Un petit village gallois de la vallée du Chubut où les maisons de thé et une chapelle de pierre gardent vivante une histoire de migration du XIXe siècle.

De tous les établissements gallois du Chubut, Gaiman est celui qui m’a semblé le plus intact, comme si les fondateurs de 1874 venaient tout juste de sortir pour l’après-midi plutôt que depuis un siècle et demi. Lia et moi sommes arrivés par le bus local depuis Trelew, un court trajet à travers des terres agricoles irriguées le long du fleuve Chubut, et le village s’est déroulé exactement comme promis : des rues bordées de peupliers, des chapelles en brique, des rosiers grimpant sur des murets de jardin.

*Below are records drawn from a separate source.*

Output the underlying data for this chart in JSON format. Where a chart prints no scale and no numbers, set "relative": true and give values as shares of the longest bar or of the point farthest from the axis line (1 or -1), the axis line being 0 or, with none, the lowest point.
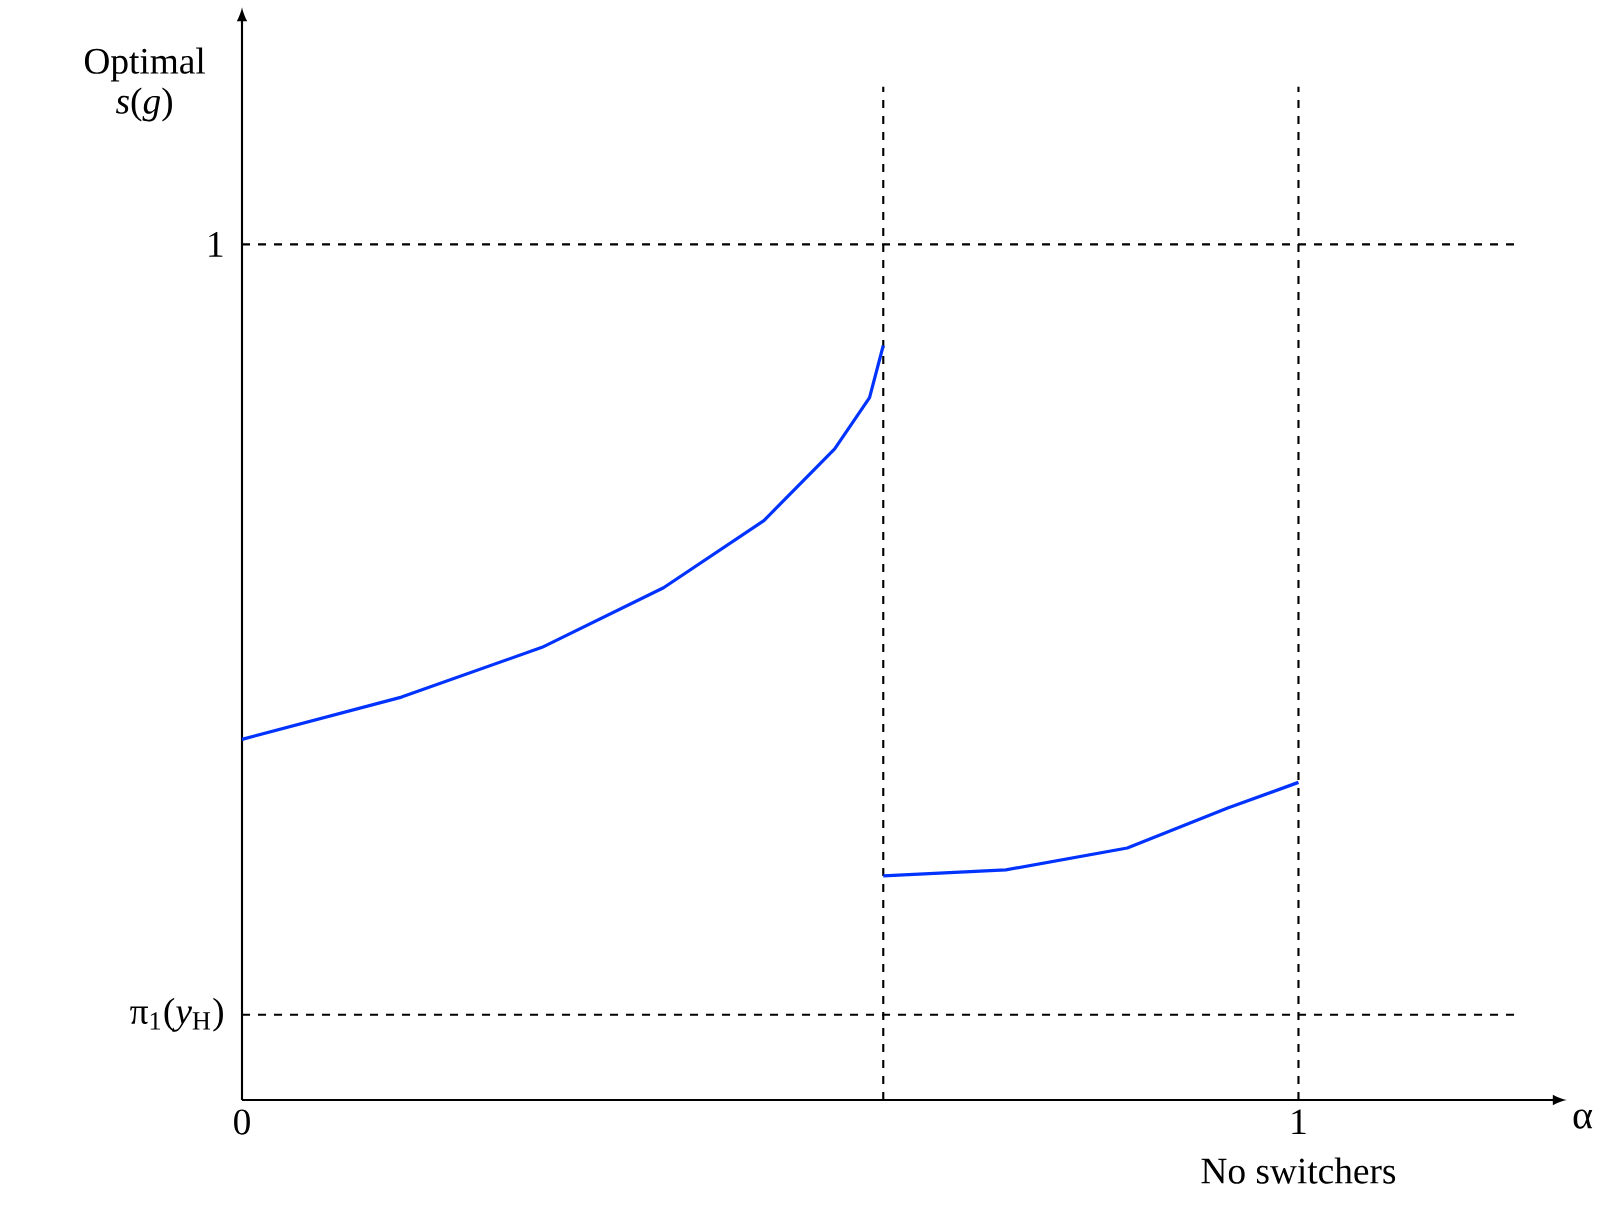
{
  "chart_data": {
    "type": "line",
    "relative": true,
    "xlabel": "α",
    "xlim": [
      0,
      1.24
    ],
    "xticks": [
      0,
      1
    ],
    "series": [
      {
        "color": "#0033ff",
        "x": [
          0,
          0.151,
          0.284,
          0.399,
          0.494,
          0.561,
          0.594,
          0.607
        ],
        "values": [
          0.478,
          0.534,
          0.6,
          0.679,
          0.768,
          0.863,
          0.931,
          1
        ]
      },
      {
        "color": "#0033ff",
        "x": [
          0.607,
          0.723,
          0.838,
          0.933,
          1.0
        ],
        "values": [
          0.297,
          0.305,
          0.334,
          0.387,
          0.421
        ]
      }
    ],
    "ref_lines": [
      {
        "axis": "y",
        "value": 1.134,
        "label": "1",
        "line_style": "dashed"
      },
      {
        "axis": "y",
        "value": 0.113,
        "label": "π$_{1}$(*y*$_{H}$)",
        "line_style": "dashed"
      },
      {
        "axis": "x",
        "value": 0.607,
        "line_style": "dashed"
      },
      {
        "axis": "x",
        "value": 1,
        "line_style": "dashed"
      }
    ],
    "annotations": [
      "No switchers",
      "Optimal *s*(*g*)"
    ],
    "line_style": "solid"
  }
}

Le rituel du thé, comme il se doit

Nous avons choisi Ty Gwyn pour le thé, en grande partie au hasard, et cela s’est révélé l’une des meilleures heures de toute l’étape patagonienne du voyage. La table est arrivée chargée — bara brith, scones, confitures maison, une imposante torta galesa en couches garnies de dulce de leche — et elle a continué d’arriver, rechargée sans qu’on demande rien, jusqu’à ce que Lia fasse physiquement signe à la propriétaire d’arrêter. Elle nous a raconté que sa famille tenait la maison de thé depuis quatre générations, depuis que son arrière-grand-mère était arrivée, enfant, à bord du navire Mimosa, celui qui avait amené les premiers colons gallois au Chubut en 1865.

A traditional Welsh tea spread of scones, jam, and torta galesa at a teahouse in Gaiman

La vieille chapelle et la rivière

Près de la rivière, la Primera Capilla Bethel, une chapelle de pierre trapue construite en 1899, célèbre encore des offices en partie en gallois pour une congrégation dévouée mais qui s’amenuise. Je suis resté quelques minutes à l’intérieur pendant qu’un gardien balayait l’allée, et la lumière traversant les vitres nues avait cette qualité que j’associe davantage aux églises rurales galloises qu’à quoi que ce soit que j’aurais imaginé trouver en Patagonie. Dehors, le fleuve Chubut coule lentement et vert entre des rangées de peupliers que les premiers colons avaient plantés comme brise-vent, et ce sont ces mêmes arbres qui définissent aujourd’hui l’allure de toute la vallée.

The stone Bethel chapel beside poplar trees along the Chubut river in Gaiman

Nous sommes aussi entrés dans le petit Museo Histórico Regional, installé dans l’ancienne gare, où un bénévole nous a parlé des années de sécheresse des années 1880 qui avaient failli anéantir la colonie, avant que les colons n’apprennent à construire les canaux d’irrigation encore utilisés aujourd’hui. C’est une histoire d’entêtement déguisée en tourisme patrimonial, et une fois qu’on la connaît, les maisons de thé se lisent différemment — moins pittoresques, plus âprement gagnées.

Quand y aller : Du printemps à l’automne (septembre à avril) pour les conditions de marche les plus agréables et les horaires complets des maisons de thé. Venez affamé, et venez sans vous presser. Personne à Gaiman ne bâcle une théière, et vous ne devriez pas non plus.